Your self-respect should depend on an observer's measure of your worth

My kids are constantly evaluated and judged. A monthly report, impressive in its precision, is sent into students' homes to spread approval or to mark exactly -- down to a single percentage point -- how dissatisfied with their children parents should be.

Self-evaluation -- the staple of every major philosophical system that ever appeared on the planet -- is never a factor in these things. The lesson of report cards, grades, and tests is that children should not trust themselves or their parents, but must rely on the evaluation of certified officials. People need to be told what they are worth.

Sixth lesson

I teach children that they are being watched

I keep each student under constant surveillance and so do my colleagues. There are no private spaces for children; there is no private time. Class change lasts 300 seconds to keep promiscuous fraternization at low levels. Students are encouraged to tattle on each other, even to tattle on their parents. Of course I encourage parents to file their own child's waywardness, too.

I assign "homework" so that this surveillance extends into the household, where students might otherwise use the time to learn something unauthorized, perhaps from a father or mother, or by apprenticing to some wiser person in the neighborhood.

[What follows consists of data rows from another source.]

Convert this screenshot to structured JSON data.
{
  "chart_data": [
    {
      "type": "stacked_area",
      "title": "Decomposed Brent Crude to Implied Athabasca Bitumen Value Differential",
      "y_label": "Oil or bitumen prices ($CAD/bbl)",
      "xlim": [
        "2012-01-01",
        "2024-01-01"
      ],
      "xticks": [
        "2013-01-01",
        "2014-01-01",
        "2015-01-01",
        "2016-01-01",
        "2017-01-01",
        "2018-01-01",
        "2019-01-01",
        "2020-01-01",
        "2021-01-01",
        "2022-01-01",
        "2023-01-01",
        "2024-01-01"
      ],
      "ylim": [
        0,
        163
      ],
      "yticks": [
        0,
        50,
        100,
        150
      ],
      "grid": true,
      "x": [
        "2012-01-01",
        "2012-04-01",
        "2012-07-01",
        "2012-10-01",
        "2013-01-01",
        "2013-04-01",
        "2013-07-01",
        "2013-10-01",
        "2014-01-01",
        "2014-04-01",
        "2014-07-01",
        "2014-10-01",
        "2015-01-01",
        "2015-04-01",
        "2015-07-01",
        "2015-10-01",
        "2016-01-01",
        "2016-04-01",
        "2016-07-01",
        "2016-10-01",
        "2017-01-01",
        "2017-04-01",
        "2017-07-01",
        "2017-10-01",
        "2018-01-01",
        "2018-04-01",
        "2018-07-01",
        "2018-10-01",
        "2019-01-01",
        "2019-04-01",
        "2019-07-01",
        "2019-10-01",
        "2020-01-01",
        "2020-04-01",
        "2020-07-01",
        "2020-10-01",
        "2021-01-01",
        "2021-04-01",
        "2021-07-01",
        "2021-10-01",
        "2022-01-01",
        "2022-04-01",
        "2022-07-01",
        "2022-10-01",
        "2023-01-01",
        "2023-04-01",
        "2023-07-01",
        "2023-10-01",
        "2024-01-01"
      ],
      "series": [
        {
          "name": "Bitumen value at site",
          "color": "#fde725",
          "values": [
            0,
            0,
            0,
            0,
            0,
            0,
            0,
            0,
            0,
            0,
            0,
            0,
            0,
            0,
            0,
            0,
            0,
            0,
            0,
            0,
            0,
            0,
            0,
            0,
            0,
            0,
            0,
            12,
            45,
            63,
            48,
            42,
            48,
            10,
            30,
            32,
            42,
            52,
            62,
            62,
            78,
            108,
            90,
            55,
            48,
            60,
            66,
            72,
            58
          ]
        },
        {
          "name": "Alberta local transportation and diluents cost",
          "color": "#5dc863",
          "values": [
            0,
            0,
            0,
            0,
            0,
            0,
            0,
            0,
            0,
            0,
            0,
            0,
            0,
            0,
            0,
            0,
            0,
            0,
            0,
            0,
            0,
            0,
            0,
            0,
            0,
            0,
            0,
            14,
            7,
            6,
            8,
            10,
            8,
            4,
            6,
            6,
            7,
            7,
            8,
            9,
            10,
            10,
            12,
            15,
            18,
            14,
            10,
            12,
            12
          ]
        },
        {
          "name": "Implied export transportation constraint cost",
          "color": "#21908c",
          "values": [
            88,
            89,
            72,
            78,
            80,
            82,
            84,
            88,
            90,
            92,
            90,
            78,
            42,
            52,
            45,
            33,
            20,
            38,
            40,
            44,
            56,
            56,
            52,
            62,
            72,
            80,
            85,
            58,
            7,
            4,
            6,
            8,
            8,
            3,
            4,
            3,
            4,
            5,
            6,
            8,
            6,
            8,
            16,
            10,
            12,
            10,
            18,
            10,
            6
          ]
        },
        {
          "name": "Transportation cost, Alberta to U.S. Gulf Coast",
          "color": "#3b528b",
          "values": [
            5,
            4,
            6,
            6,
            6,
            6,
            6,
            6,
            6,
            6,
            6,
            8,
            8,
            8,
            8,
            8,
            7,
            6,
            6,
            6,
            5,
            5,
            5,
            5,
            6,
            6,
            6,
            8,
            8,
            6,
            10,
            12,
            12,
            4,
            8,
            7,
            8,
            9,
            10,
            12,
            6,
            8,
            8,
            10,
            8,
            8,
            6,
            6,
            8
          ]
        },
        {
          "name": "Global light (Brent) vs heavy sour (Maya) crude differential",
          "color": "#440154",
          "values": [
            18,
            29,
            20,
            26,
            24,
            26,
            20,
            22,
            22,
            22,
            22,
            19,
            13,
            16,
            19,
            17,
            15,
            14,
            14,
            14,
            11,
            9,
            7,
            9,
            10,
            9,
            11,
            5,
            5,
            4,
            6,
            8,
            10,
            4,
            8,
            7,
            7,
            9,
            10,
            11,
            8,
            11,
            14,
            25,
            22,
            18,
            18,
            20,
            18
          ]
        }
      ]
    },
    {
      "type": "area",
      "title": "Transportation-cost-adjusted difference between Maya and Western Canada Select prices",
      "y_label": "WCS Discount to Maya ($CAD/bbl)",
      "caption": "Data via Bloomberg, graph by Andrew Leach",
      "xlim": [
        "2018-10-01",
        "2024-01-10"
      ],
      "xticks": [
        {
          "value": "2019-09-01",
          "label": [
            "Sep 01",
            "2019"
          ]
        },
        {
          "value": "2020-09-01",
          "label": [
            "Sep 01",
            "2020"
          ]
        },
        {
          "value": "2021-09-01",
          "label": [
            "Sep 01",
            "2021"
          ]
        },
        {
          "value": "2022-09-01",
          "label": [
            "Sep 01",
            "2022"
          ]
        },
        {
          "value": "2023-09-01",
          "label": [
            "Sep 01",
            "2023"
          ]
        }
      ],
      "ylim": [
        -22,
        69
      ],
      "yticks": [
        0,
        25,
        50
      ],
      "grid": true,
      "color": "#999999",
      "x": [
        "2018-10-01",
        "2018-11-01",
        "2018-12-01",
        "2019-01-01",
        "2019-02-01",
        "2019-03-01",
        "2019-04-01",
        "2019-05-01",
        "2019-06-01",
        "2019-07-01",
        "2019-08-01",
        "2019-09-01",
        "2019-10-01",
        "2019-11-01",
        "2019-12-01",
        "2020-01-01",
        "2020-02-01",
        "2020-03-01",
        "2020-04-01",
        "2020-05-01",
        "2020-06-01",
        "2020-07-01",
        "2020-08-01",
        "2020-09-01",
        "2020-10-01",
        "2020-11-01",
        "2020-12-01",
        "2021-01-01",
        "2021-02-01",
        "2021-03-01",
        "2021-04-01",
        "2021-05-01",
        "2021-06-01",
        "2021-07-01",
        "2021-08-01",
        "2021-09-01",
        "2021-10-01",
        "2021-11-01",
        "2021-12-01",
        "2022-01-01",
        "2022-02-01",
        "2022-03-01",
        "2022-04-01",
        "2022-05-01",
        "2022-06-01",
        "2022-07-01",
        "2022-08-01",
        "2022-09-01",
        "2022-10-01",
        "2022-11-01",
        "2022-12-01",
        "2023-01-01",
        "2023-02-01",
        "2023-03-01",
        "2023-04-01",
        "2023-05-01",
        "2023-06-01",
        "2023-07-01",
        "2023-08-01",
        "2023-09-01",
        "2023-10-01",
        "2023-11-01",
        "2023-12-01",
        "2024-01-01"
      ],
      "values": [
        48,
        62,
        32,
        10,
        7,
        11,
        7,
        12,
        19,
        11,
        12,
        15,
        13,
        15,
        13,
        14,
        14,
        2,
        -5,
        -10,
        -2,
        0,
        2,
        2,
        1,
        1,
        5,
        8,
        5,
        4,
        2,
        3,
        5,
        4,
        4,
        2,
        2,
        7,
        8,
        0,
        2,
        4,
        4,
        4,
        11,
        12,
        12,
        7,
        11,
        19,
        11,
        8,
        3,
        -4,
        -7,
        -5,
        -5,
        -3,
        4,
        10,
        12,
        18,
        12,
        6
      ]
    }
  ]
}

The lesson of constant surveillance is that no one can be trusted, that privacy is not legitimate. Surveillance is an ancient urgency among certain influential thinkers; it was a central prescription set down by Calvin in the Institutes, by Plato in the Republic, by Hobbes, by Comte, by Francis Bacon. All these childless men discovered the same thing: Children must be closely watched if you want to keep a society under central control.